Here is a simple example:
#include <stdlib.h>
int ***arr;
int main(void)
{
arr = malloc(5 * sizeof(int**));
arr[2] = malloc(5 * sizeof(int*));
arr[2][2] = malloc(100 * sizeof(int));
free(arr);
return 0;
}
Which produces the following output in Valgrind:
...
==30154== HEAP SUMMARY:
==30154== in use at exit: 440 bytes in 2 blocks
==30154== total heap usage: 3 allocs, 1 frees, 480 bytes allocated
==30154==
==30154== 440 (40 direct, 400 indirect) bytes in 1 blocks are definitely lost in loss record 2 of 2
==30154== at 0x4C2FB0F: malloc (in /usr/lib/valgrind/vgpreload_memcheck-amd64-linux.so)
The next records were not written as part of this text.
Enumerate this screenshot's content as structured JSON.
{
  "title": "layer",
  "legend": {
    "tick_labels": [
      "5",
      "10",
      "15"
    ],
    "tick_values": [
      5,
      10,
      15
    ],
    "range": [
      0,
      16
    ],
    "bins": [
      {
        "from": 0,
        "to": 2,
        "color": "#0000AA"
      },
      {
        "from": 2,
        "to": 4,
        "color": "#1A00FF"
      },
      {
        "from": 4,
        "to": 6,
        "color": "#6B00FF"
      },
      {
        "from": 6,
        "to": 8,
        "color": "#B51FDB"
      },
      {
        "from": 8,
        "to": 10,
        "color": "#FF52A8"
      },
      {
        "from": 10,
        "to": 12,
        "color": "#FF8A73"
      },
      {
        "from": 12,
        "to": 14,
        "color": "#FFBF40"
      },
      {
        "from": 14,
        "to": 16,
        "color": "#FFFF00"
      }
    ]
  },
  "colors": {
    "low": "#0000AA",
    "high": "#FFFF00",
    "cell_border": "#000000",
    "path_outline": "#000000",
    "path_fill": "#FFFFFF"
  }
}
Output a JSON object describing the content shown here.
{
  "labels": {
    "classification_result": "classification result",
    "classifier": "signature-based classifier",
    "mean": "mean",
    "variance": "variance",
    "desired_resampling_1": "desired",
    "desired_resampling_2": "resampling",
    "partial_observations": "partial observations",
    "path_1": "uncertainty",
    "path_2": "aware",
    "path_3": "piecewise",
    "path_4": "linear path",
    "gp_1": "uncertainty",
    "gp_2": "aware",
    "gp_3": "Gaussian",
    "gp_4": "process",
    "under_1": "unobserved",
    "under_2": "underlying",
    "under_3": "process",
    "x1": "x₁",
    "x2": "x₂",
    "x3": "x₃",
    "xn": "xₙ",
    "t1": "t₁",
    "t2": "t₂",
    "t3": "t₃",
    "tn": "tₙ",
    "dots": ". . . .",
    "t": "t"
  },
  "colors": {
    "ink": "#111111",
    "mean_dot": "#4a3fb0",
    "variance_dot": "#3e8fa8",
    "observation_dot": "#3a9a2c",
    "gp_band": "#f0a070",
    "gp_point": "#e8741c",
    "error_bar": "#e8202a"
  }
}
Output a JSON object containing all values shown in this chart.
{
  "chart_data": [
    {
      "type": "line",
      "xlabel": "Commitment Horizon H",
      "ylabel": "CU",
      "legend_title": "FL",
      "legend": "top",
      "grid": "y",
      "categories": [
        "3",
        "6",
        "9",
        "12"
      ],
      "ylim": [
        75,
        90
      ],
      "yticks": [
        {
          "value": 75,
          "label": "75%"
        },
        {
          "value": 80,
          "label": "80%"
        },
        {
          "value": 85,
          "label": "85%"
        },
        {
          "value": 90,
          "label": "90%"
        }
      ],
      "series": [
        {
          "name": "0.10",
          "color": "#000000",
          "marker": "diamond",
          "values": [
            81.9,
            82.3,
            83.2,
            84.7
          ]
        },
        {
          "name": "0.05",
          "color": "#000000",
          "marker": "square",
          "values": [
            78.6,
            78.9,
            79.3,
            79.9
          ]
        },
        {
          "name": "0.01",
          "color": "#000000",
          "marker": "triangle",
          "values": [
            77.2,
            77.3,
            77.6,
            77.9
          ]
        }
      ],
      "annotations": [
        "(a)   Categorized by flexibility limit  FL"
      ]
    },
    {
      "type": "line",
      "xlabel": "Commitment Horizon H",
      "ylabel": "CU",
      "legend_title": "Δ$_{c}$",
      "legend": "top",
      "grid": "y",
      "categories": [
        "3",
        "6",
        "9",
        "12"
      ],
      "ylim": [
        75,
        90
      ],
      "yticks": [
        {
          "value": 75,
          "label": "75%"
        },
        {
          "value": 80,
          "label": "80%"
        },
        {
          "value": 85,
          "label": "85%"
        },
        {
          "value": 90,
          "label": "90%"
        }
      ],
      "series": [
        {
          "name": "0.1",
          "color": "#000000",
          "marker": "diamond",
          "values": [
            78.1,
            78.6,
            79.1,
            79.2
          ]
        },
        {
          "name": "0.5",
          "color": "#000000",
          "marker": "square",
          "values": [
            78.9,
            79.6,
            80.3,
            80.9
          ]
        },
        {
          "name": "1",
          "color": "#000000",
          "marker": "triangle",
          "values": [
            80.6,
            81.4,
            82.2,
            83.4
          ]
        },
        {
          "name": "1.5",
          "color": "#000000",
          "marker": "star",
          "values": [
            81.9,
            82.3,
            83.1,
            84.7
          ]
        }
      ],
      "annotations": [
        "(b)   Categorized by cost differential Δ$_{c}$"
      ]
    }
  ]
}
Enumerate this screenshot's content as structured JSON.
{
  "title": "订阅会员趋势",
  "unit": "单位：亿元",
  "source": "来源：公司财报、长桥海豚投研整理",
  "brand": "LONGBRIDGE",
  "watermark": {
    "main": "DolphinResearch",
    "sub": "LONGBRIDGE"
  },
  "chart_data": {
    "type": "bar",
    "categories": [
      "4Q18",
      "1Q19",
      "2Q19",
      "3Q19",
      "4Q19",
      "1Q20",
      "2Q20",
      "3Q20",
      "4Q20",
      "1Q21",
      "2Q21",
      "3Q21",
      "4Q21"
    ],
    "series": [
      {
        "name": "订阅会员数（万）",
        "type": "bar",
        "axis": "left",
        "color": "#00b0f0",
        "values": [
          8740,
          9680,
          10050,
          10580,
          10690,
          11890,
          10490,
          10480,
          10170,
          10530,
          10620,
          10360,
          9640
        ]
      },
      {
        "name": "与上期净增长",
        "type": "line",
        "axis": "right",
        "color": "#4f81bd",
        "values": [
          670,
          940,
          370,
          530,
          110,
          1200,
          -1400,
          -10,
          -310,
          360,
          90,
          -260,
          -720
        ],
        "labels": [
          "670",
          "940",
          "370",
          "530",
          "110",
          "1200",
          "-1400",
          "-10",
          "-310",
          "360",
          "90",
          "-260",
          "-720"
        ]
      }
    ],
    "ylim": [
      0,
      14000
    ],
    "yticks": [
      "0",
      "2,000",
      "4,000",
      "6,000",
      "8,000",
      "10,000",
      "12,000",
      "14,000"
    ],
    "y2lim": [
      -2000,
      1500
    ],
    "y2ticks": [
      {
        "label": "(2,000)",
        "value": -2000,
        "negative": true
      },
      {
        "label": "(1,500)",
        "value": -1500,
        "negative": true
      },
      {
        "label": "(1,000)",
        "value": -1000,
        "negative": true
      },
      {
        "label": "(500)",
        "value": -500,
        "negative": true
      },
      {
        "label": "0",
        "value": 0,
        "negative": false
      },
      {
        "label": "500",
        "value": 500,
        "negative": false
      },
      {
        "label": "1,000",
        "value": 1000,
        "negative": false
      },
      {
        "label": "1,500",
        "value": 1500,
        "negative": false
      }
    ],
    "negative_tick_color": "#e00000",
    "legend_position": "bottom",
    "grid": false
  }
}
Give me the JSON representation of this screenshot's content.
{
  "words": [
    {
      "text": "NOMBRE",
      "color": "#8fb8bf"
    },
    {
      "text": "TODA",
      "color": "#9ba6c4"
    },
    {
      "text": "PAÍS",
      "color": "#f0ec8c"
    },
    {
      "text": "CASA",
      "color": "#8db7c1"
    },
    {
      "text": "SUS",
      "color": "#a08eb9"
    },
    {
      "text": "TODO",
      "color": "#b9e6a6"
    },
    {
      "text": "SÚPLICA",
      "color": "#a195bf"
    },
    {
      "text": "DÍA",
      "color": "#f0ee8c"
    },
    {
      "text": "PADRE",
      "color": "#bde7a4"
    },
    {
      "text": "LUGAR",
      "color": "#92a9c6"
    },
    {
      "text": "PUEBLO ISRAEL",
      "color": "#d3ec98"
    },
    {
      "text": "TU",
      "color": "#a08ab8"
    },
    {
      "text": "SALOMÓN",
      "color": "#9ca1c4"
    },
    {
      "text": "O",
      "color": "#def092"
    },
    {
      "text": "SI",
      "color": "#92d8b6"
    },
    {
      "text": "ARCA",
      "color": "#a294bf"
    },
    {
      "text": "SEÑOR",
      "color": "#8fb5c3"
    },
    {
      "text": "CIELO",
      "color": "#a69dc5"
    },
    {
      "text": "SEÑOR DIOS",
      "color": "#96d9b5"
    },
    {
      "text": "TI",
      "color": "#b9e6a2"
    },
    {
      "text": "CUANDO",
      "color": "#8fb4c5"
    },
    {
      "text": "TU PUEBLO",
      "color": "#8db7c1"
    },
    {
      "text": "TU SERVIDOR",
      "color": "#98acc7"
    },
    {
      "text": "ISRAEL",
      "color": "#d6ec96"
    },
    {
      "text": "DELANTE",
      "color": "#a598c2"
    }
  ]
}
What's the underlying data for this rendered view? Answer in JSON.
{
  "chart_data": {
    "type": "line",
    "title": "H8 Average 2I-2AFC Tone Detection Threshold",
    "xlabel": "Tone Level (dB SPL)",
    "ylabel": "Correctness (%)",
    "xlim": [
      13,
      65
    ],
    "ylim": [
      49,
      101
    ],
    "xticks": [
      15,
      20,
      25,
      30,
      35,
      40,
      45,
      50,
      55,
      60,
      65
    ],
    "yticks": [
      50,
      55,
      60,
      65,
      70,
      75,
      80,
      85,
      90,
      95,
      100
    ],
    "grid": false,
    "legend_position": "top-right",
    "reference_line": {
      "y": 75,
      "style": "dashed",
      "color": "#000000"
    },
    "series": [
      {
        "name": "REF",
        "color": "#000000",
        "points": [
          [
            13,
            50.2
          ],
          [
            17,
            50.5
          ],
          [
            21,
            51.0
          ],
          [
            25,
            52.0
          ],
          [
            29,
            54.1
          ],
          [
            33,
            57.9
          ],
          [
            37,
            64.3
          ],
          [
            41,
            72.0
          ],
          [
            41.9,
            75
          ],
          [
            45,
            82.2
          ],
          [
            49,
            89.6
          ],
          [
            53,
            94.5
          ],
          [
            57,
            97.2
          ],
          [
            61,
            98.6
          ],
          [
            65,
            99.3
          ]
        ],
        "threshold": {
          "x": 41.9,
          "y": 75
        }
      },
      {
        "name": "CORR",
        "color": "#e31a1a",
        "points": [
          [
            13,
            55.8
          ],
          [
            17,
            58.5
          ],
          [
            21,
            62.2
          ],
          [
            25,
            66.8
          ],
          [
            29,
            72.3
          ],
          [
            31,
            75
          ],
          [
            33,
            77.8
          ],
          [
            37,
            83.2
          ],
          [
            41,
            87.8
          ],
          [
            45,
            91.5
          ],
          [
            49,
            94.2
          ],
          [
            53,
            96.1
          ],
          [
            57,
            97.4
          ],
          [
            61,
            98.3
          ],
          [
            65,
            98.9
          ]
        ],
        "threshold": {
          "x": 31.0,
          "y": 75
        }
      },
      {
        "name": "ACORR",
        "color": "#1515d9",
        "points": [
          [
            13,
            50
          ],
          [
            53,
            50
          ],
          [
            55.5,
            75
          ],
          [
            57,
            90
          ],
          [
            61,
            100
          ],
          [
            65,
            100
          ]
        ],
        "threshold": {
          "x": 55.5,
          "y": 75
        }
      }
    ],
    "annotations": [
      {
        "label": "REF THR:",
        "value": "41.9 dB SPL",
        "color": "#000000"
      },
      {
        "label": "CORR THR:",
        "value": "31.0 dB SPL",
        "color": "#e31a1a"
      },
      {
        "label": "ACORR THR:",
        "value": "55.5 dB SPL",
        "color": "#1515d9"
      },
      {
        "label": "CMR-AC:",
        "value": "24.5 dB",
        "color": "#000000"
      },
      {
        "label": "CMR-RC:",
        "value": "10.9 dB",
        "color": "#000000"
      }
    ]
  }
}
==30154== by 0x1086B8: main (main.c:9)
==30154==
==30154== LEAK SUMMARY:
==30154== definitely lost: 40 bytes in 1 blocks
==30154== indirectly lost: 400 bytes in 1 blocks
==30154== possibly lost: 0 bytes in 0 blocks
==30154== still reachable: 0 bytes in 0 blocks
==30154== suppressed: 0 bytes in 0 blocks
...
We can fix this by appropriately freeing the allocated blocks:
#include <stdlib.h>
int ***arr;
int main(void)
{
arr = malloc(5 * sizeof(int**));
arr[2] = malloc(5 * sizeof(int*));
arr[2][2] = malloc(100 * sizeof(int));
free(arr[2][2]);
free(arr[2]);
free(arr);
return 0;
}
There you go, now you should have the tools to check your programs for memory leaks!